IAPN unterhält sich mit Michael Biehn über die Produktion des Westerns von 1993.

IAPN hat kürzlich mit gechattet Michael Biehn für die Blu-ray-Veröffentlichung des Westernhits von 1993 Grabstein , in dem er den rätselhaften Revolverhelden Johnny Ringo spielte. In dem Film wurde Ringo als eine Art Boba Fett der Cowboys dargestellt, die Bösewichte in dieser Nacherzählung, wie Wyatt Earp ( Kurt Russel ) und seine Brüder Virgil (Sam Elliott) und Morgan (Bill Paxton) zähmten mit Hilfe des Falschspielers Doc Holliday ( Val Kilmer ). Hier ist, was Biehn über die turbulente Produktion des Films zu sagen hatte und warum er die Earps für beschissen hält:
IAPN: Vielen Dank, dass Sie sich heute etwas Zeit genommen haben, um mit uns zu plaudern. Können Sie uns etwas über die seltsame Verbindung zwischen Ihrer Figur, Johnny Ringo, und Doc Holliday erzählen? Denn das ist eine der Beziehungen im Film, die den Menschen am meisten im Gedächtnis bleibt.
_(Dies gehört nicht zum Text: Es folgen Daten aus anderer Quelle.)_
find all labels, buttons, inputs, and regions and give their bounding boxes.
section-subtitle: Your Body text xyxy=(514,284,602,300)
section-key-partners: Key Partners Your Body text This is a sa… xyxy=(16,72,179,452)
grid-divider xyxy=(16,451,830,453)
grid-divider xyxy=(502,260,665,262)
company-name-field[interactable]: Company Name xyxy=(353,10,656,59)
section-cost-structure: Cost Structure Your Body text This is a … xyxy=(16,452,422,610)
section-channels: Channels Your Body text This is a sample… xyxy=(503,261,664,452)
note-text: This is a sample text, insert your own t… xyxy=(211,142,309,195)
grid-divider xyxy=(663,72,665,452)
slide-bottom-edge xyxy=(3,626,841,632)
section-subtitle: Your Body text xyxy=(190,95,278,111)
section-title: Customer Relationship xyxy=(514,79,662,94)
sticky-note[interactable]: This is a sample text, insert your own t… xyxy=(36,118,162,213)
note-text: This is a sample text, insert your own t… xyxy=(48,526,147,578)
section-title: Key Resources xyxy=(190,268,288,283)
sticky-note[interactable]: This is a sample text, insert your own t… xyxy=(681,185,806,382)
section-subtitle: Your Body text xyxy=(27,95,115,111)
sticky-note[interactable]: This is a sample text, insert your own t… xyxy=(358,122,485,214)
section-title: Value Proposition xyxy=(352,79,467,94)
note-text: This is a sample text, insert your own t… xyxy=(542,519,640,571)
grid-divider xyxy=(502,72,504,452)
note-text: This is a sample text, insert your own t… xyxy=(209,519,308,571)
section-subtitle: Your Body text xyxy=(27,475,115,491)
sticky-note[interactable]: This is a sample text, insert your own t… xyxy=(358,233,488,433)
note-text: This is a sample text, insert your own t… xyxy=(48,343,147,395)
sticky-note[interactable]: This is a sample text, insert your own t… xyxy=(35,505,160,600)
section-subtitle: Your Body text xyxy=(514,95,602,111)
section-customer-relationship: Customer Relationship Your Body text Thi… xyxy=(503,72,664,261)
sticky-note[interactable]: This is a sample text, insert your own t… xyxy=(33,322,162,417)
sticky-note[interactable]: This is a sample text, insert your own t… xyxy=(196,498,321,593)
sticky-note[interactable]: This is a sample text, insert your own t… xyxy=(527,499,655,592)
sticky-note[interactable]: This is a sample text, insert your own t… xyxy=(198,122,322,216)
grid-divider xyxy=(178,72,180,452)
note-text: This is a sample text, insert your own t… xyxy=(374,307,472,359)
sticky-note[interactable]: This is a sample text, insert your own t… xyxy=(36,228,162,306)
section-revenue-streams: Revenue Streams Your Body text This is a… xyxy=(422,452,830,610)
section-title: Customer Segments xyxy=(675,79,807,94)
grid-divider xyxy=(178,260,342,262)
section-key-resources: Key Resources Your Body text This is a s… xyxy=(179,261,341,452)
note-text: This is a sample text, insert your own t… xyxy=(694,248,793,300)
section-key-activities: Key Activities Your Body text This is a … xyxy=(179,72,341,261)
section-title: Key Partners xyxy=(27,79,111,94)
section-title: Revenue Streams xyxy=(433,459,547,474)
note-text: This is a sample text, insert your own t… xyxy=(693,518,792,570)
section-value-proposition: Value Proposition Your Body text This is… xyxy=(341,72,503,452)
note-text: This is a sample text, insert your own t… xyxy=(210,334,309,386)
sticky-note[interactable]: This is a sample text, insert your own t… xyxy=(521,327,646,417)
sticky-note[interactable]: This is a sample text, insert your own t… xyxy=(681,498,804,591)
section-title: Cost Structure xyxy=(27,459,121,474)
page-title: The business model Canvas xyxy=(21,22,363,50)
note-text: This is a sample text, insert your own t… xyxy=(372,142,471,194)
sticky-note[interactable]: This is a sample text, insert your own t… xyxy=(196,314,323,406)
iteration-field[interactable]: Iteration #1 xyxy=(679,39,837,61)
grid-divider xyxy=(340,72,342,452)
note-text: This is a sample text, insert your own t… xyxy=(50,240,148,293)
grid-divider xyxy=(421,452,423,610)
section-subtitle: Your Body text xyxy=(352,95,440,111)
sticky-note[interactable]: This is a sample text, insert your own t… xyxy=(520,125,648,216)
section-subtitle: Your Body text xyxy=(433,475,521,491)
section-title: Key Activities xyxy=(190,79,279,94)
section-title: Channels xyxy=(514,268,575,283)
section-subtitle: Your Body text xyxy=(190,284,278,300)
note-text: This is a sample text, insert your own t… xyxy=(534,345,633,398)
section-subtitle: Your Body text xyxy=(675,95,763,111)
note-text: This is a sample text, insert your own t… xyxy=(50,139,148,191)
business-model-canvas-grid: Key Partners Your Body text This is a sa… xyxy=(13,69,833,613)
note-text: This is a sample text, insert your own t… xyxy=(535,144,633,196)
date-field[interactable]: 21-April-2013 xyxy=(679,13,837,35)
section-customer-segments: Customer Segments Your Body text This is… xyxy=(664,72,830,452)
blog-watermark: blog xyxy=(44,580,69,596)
Michael Biehn: Nun, ich denke, dass Johnny Ringo und Doc Holliday, so wie wir sie dargestellt haben, beide irgendwie – ich glaube, Doc wusste, dass er auf dem Weg nach draußen war. Er hatte die Tuberkulose und alles, und ich denke, dass er wusste, dass er nicht mehr viel Zeit zum Leben hatte, und er sah wahrscheinlich einer langsamen Verschlechterung entgegen und freute sich wahrscheinlich nicht sehr darauf. Wahrscheinlich gab er ihm ein bisschen mehr Eier, wenn es um Situationen auf Leben und Tod ging, und ich hatte immer das Gefühl und wollte, Johnny Ringo als eine Figur zu spielen, die vom Leben irgendwie gelangweilt ist. Gelangweilt mit Grabstein . Irgendwie hat er seine besten Jahre hinter sich. Gelangweilt von Frauen, gelangweilt von Alkohol. Richtig schlau, aber nur gelangweilt, und das einzige Mal, dass er wirklich Freude am Leben hatte, war, wenn er wirklich betrunken war oder in einer Art Leben-und-Tod-Situation, verstehst du? Eine Art Adrenalin-Junkie, aber gleichzeitig denke ich, dass er eine Art Selbstmordattentat hatte, als er ausgehen wollte. Ich glaube, er war vom Leben gelangweilt.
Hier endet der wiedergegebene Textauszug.